Matchmaker, Matchmaker, Make Me a Match … Based on my Student Loan Repayments

Holland & Hart - The Benefits Dial

Holland & Hart - The Benefits Dial

For the last several years, a hot topic for policymakers has been how to address the nation’s massive student loan debt. At the same time, the pressure remains to develop ways to encourage Americans to save for their own retirement. Legislation is in the works that propose marrying those two goals.

Earlier this week, the U.S. House of Representatives Ways and Means Committee passed a bipartisan retirement reform bill, the Securing a Strong Retirement Act of 2021 (or “SECURE 2.0,” to reflect its role in following in the footsteps of the SECURE Act passed in December 2019). Among other provisions, SECURE 2.0 would permit employers to make matching contributions under a 401(k) plan, 403(b) plan or SIMPLE IRA with respect to “qualified student loan payments.” Such arrangements have been touted as a way to make sure employees burdened with student loans don’t miss out on employer retirement contributions since they may be unable to afford both student loan repayments and elective deferrals to a retirement plan.
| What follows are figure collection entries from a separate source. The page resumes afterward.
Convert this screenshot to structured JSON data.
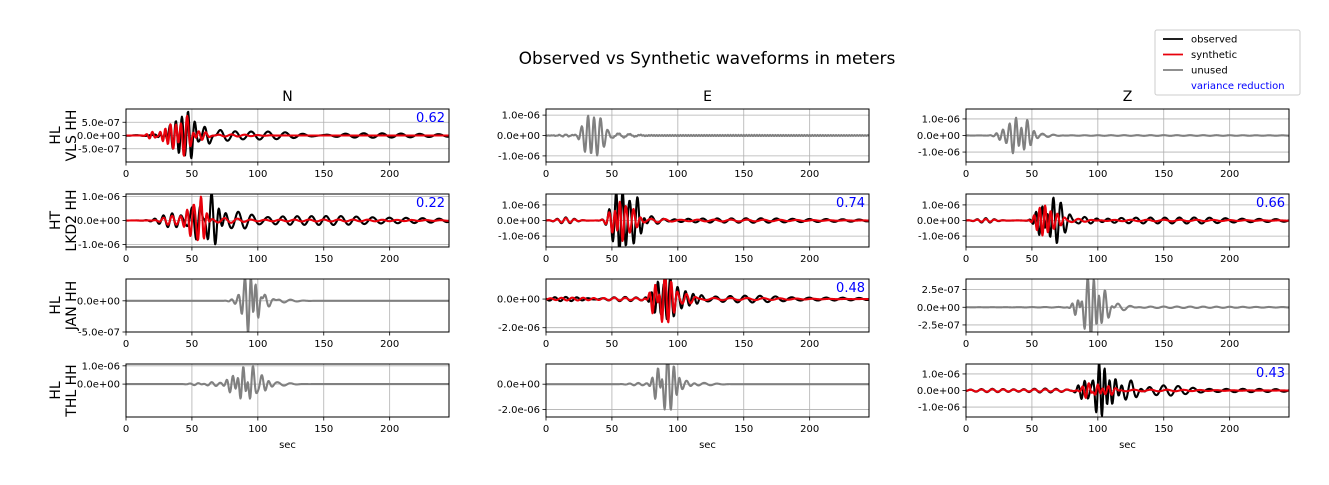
{
  "chart_data": {
    "type": "line",
    "title": "Observed vs Synthetic waveforms in meters",
    "xlabel": "sec",
    "xlim": [
      0,
      245
    ],
    "xticks": [
      0,
      50,
      100,
      150,
      200
    ],
    "grid": true,
    "column_titles": [
      "N",
      "E",
      "Z"
    ],
    "row_labels": [
      [
        "HL",
        "VLS HH"
      ],
      [
        "HT",
        "LKD2 HH"
      ],
      [
        "HL",
        "JAN HH"
      ],
      [
        "HL",
        "THL HH"
      ]
    ],
    "legend": {
      "placement": "top-right",
      "entries": [
        {
          "label": "observed",
          "color": "#000000"
        },
        {
          "label": "synthetic",
          "color": "#e8000b"
        },
        {
          "label": "unused",
          "color": "#808080"
        },
        {
          "label": "variance reduction",
          "color": "#0000ff"
        }
      ]
    },
    "colors": {
      "observed": "#000000",
      "synthetic": "#e8000b",
      "unused": "#808080",
      "vr": "#0000ff"
    },
    "panels": [
      {
        "row": 0,
        "col": 0,
        "used": true,
        "vr": "0.62",
        "ylim": [
          -1e-06,
          1e-06
        ],
        "yticks": [
          5e-07,
          0,
          -5e-07
        ],
        "ytick_labels": [
          "5.0e-07",
          "0.0e+00",
          "-5.0e-07"
        ],
        "obs_wavelets": [
          [
            30,
            1.5e-07,
            4,
            0.25,
            0
          ],
          [
            38,
            5e-07,
            5,
            0.2,
            0
          ],
          [
            47,
            8e-07,
            5,
            0.2,
            0
          ],
          [
            58,
            -3e-07,
            6,
            0.15,
            1.5
          ],
          [
            72,
            1.5e-07,
            8,
            0.08,
            0
          ],
          [
            95,
            1.2e-07,
            40,
            0.08,
            0
          ],
          [
            180,
            8e-08,
            60,
            0.07,
            0
          ]
        ],
        "syn_wavelets": [
          [
            20,
            1.5e-07,
            3,
            0.22,
            0
          ],
          [
            30,
            2.5e-07,
            4,
            0.25,
            0
          ],
          [
            38,
            5.5e-07,
            4,
            0.22,
            0
          ],
          [
            45,
            -8e-07,
            4,
            0.18,
            1.57
          ],
          [
            55,
            2e-07,
            5,
            0.18,
            0
          ],
          [
            80,
            4e-08,
            15,
            0.1,
            0
          ]
        ]
      },
      {
        "row": 0,
        "col": 1,
        "used": false,
        "vr": "",
        "ylim": [
          -1.3e-06,
          1.3e-06
        ],
        "yticks": [
          1e-06,
          0,
          -1e-06
        ],
        "ytick_labels": [
          "1.0e-06",
          "0.0e+00",
          "-1.0e-06"
        ],
        "unused_wavelets": [
          [
            15,
            5e-08,
            5,
            0.2,
            0
          ],
          [
            32,
            1e-06,
            4,
            0.2,
            0
          ],
          [
            40,
            -9e-07,
            4,
            0.18,
            1.57
          ],
          [
            55,
            1e-07,
            10,
            0.12,
            0
          ],
          [
            150,
            3e-08,
            90,
            0.5,
            0
          ]
        ]
      },
      {
        "row": 0,
        "col": 2,
        "used": false,
        "vr": "",
        "ylim": [
          -1.6e-06,
          1.6e-06
        ],
        "yticks": [
          1e-06,
          0,
          -1e-06
        ],
        "ytick_labels": [
          "1.0e-06",
          "0.0e+00",
          "-1.0e-06"
        ],
        "unused_wavelets": [
          [
            28,
            3e-07,
            4,
            0.2,
            0
          ],
          [
            38,
            1.3e-06,
            4,
            0.2,
            0
          ],
          [
            45,
            -1.1e-06,
            4,
            0.18,
            1.57
          ],
          [
            58,
            1e-07,
            8,
            0.12,
            0
          ],
          [
            150,
            2e-08,
            80,
            0.1,
            0
          ]
        ]
      },
      {
        "row": 1,
        "col": 0,
        "used": true,
        "vr": "0.22",
        "ylim": [
          -1.1e-06,
          1.1e-06
        ],
        "yticks": [
          1e-06,
          0,
          -1e-06
        ],
        "ytick_labels": [
          "1.0e-06",
          "0.0e+00",
          "-1.0e-06"
        ],
        "obs_wavelets": [
          [
            35,
            3e-07,
            8,
            0.15,
            0
          ],
          [
            55,
            -9e-07,
            5,
            0.15,
            1.57
          ],
          [
            65,
            1.1e-06,
            5,
            0.18,
            0
          ],
          [
            85,
            3e-07,
            10,
            0.1,
            0
          ],
          [
            130,
            2e-07,
            30,
            0.09,
            0
          ],
          [
            200,
            1.2e-07,
            40,
            0.08,
            0
          ]
        ],
        "syn_wavelets": [
          [
            35,
            2e-07,
            6,
            0.15,
            0
          ],
          [
            50,
            -7e-07,
            4,
            0.2,
            1.57
          ],
          [
            57,
            9e-07,
            3,
            0.22,
            0
          ],
          [
            75,
            1e-07,
            10,
            0.1,
            0
          ],
          [
            150,
            4e-08,
            60,
            0.09,
            0
          ]
        ]
      },
      {
        "row": 1,
        "col": 1,
        "used": true,
        "vr": "0.74",
        "ylim": [
          -1.7e-06,
          1.7e-06
        ],
        "yticks": [
          1e-06,
          0,
          -1e-06
        ],
        "ytick_labels": [
          "1.0e-06",
          "0.0e+00",
          "-1.0e-06"
        ],
        "obs_wavelets": [
          [
            15,
            2e-07,
            6,
            0.15,
            0
          ],
          [
            52,
            -1.1e-06,
            4,
            0.18,
            1.57
          ],
          [
            58,
            1.7e-06,
            4,
            0.2,
            0
          ],
          [
            68,
            -1.5e-06,
            4,
            0.18,
            1.57
          ],
          [
            80,
            3e-07,
            8,
            0.1,
            0
          ],
          [
            130,
            1.5e-07,
            30,
            0.09,
            0
          ],
          [
            200,
            1e-07,
            40,
            0.08,
            0
          ]
        ],
        "syn_wavelets": [
          [
            15,
            1.5e-07,
            6,
            0.15,
            0
          ],
          [
            52,
            -9e-07,
            4,
            0.18,
            1.57
          ],
          [
            56,
            1.7e-06,
            3,
            0.22,
            0
          ],
          [
            65,
            -8e-07,
            4,
            0.18,
            1.57
          ],
          [
            80,
            1e-07,
            10,
            0.1,
            0
          ],
          [
            140,
            6e-08,
            50,
            0.08,
            0
          ]
        ]
      },
      {
        "row": 1,
        "col": 2,
        "used": true,
        "vr": "0.66",
        "ylim": [
          -1.7e-06,
          1.7e-06
        ],
        "yticks": [
          1e-06,
          0,
          -1e-06
        ],
        "ytick_labels": [
          "1.0e-06",
          "0.0e+00",
          "-1.0e-06"
        ],
        "obs_wavelets": [
          [
            15,
            1.5e-07,
            6,
            0.15,
            0
          ],
          [
            58,
            1.2e-06,
            4,
            0.2,
            0
          ],
          [
            65,
            -1.4e-06,
            4,
            0.18,
            1.57
          ],
          [
            72,
            8e-07,
            5,
            0.15,
            0
          ],
          [
            90,
            3e-07,
            10,
            0.1,
            0
          ],
          [
            140,
            2e-07,
            35,
            0.09,
            0
          ],
          [
            210,
            1.2e-07,
            35,
            0.08,
            0
          ]
        ],
        "syn_wavelets": [
          [
            15,
            1e-07,
            6,
            0.15,
            0
          ],
          [
            55,
            -6e-07,
            3,
            0.22,
            1.57
          ],
          [
            60,
            9e-07,
            3,
            0.22,
            0
          ],
          [
            68,
            -5e-07,
            4,
            0.18,
            1.57
          ],
          [
            85,
            1e-07,
            10,
            0.1,
            0
          ],
          [
            150,
            5e-08,
            50,
            0.08,
            0
          ]
        ]
      },
      {
        "row": 2,
        "col": 0,
        "used": false,
        "vr": "",
        "ylim": [
          -5e-07,
          3.5e-07
        ],
        "yticks": [
          0,
          -5e-07
        ],
        "ytick_labels": [
          "0.0e+00",
          "-5.0e-07"
        ],
        "unused_wavelets": [
          [
            85,
            5e-08,
            4,
            0.2,
            0
          ],
          [
            90,
            1.5e-07,
            3,
            0.22,
            0
          ],
          [
            94,
            -5e-07,
            3,
            0.2,
            1.57
          ],
          [
            98,
            4e-07,
            3,
            0.22,
            0
          ],
          [
            105,
            1e-07,
            5,
            0.15,
            0
          ],
          [
            115,
            3e-08,
            10,
            0.1,
            0
          ]
        ]
      },
      {
        "row": 2,
        "col": 1,
        "used": true,
        "vr": "0.48",
        "ylim": [
          -2.3e-06,
          1.4e-06
        ],
        "yticks": [
          0,
          -2e-06
        ],
        "ytick_labels": [
          "0.0e+00",
          "-2.0e-06"
        ],
        "obs_wavelets": [
          [
            15,
            1.5e-07,
            15,
            0.12,
            0
          ],
          [
            60,
            1.5e-07,
            15,
            0.12,
            0
          ],
          [
            85,
            1.2e-06,
            4,
            0.2,
            0
          ],
          [
            93,
            -1.3e-06,
            4,
            0.18,
            1.57
          ],
          [
            100,
            6e-07,
            5,
            0.15,
            0
          ],
          [
            110,
            -5e-07,
            5,
            0.15,
            1.57
          ],
          [
            140,
            2e-07,
            30,
            0.09,
            0
          ],
          [
            200,
            1.2e-07,
            40,
            0.08,
            0
          ]
        ],
        "syn_wavelets": [
          [
            20,
            1e-07,
            15,
            0.12,
            0
          ],
          [
            60,
            1e-07,
            15,
            0.12,
            0
          ],
          [
            83,
            1.3e-06,
            3,
            0.22,
            0
          ],
          [
            89,
            -2e-06,
            3,
            0.2,
            1.57
          ],
          [
            95,
            1e-06,
            3,
            0.22,
            0
          ],
          [
            105,
            -4e-07,
            5,
            0.15,
            1.57
          ],
          [
            140,
            8e-08,
            40,
            0.08,
            0
          ]
        ]
      },
      {
        "row": 2,
        "col": 2,
        "used": false,
        "vr": "",
        "ylim": [
          -3.5e-07,
          4e-07
        ],
        "yticks": [
          2.5e-07,
          0,
          -2.5e-07
        ],
        "ytick_labels": [
          "2.5e-07",
          "0.0e+00",
          "-2.5e-07"
        ],
        "unused_wavelets": [
          [
            85,
            1.5e-07,
            3,
            0.22,
            0
          ],
          [
            91,
            -3.5e-07,
            3,
            0.2,
            1.57
          ],
          [
            97,
            4e-07,
            3,
            0.22,
            0
          ],
          [
            104,
            -2.3e-07,
            4,
            0.18,
            1.57
          ],
          [
            115,
            6e-08,
            8,
            0.1,
            0
          ],
          [
            150,
            1e-08,
            60,
            0.1,
            0
          ]
        ]
      },
      {
        "row": 3,
        "col": 0,
        "used": false,
        "vr": "",
        "ylim": [
          -1.8e-06,
          1.1e-06
        ],
        "yticks": [
          1e-06,
          0
        ],
        "ytick_labels": [
          "1.0e-06",
          "0.0e+00"
        ],
        "unused_wavelets": [
          [
            55,
            8e-08,
            5,
            0.15,
            0
          ],
          [
            65,
            1.2e-07,
            6,
            0.15,
            0
          ],
          [
            80,
            -5e-07,
            3,
            0.2,
            1.57
          ],
          [
            89,
            1.1e-06,
            3,
            0.22,
            0
          ],
          [
            95,
            -1.1e-06,
            3,
            0.2,
            1.57
          ],
          [
            103,
            5e-07,
            4,
            0.18,
            0
          ],
          [
            115,
            1e-07,
            8,
            0.1,
            0
          ]
        ]
      },
      {
        "row": 3,
        "col": 1,
        "used": false,
        "vr": "",
        "ylim": [
          -2.6e-06,
          1.6e-06
        ],
        "yticks": [
          0,
          -2e-06
        ],
        "ytick_labels": [
          "0.0e+00",
          "-2.0e-06"
        ],
        "unused_wavelets": [
          [
            70,
            1e-07,
            6,
            0.15,
            0
          ],
          [
            85,
            1.6e-06,
            3,
            0.22,
            0
          ],
          [
            91,
            -2.5e-06,
            3,
            0.2,
            1.57
          ],
          [
            97,
            1.2e-06,
            3,
            0.22,
            0
          ],
          [
            105,
            -3e-07,
            5,
            0.15,
            1.57
          ],
          [
            120,
            1e-07,
            8,
            0.1,
            0
          ]
        ]
      },
      {
        "row": 3,
        "col": 2,
        "used": true,
        "vr": "0.43",
        "ylim": [
          -1.6e-06,
          1.6e-06
        ],
        "yticks": [
          1e-06,
          0,
          -1e-06
        ],
        "ytick_labels": [
          "1.0e-06",
          "0.0e+00",
          "-1.0e-06"
        ],
        "obs_wavelets": [
          [
            20,
            1e-07,
            15,
            0.12,
            0
          ],
          [
            60,
            1.2e-07,
            15,
            0.12,
            0
          ],
          [
            90,
            6e-07,
            4,
            0.2,
            0
          ],
          [
            100,
            -1.3e-06,
            3,
            0.2,
            1.57
          ],
          [
            105,
            1.5e-06,
            3,
            0.22,
            0
          ],
          [
            112,
            -8e-07,
            4,
            0.18,
            1.57
          ],
          [
            125,
            6e-07,
            6,
            0.12,
            0
          ],
          [
            150,
            3e-07,
            15,
            0.09,
            0
          ],
          [
            210,
            1e-07,
            40,
            0.08,
            0
          ]
        ],
        "syn_wavelets": [
          [
            20,
            8e-08,
            15,
            0.12,
            0
          ],
          [
            60,
            8e-08,
            15,
            0.12,
            0
          ],
          [
            92,
            -5e-07,
            3,
            0.2,
            1.57
          ],
          [
            100,
            4e-07,
            3,
            0.22,
            0
          ],
          [
            108,
            3e-07,
            4,
            0.18,
            0
          ],
          [
            140,
            5e-08,
            40,
            0.08,
            0
          ]
        ]
      }
    ]
  }
}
A 2018 private letter ruling approved of an employer’s plan design that made nonelective employer contributions on behalf of participants who made minimum student loan repayments. But the PLR left many questions unanswered, and since a PLR only applies to the taxpayer who requested it, there has been continued pressure for a legislative solution. The proposed provisions in SECURE 2.0 would fill that gap and give employers a clear path to follow in providing this benefit.

It’s also worth remembering that employers desiring to help their employees manage student loan debt have another tool already at their disposal. Internal Revenue Code Section 127 authorizes “qualified educational assistance programs” under which employers can reimburse employees for up to $5,250 (annually) of student loan debt. These Section 127 programs are subject to nondiscrimination rules, but are not subject to ERISA or any qualified plan rules. Section 127 has been around since 1978 but was of limited utility. It was given new life in 2020, and again in 2021 when Congress extended the loan forgiveness provisions through 2025.

DISCLAIMER: Because of the generality of this update, the information provided herein may not be applicable in all situations and should not be acted upon without specific legal advice based on particular situations.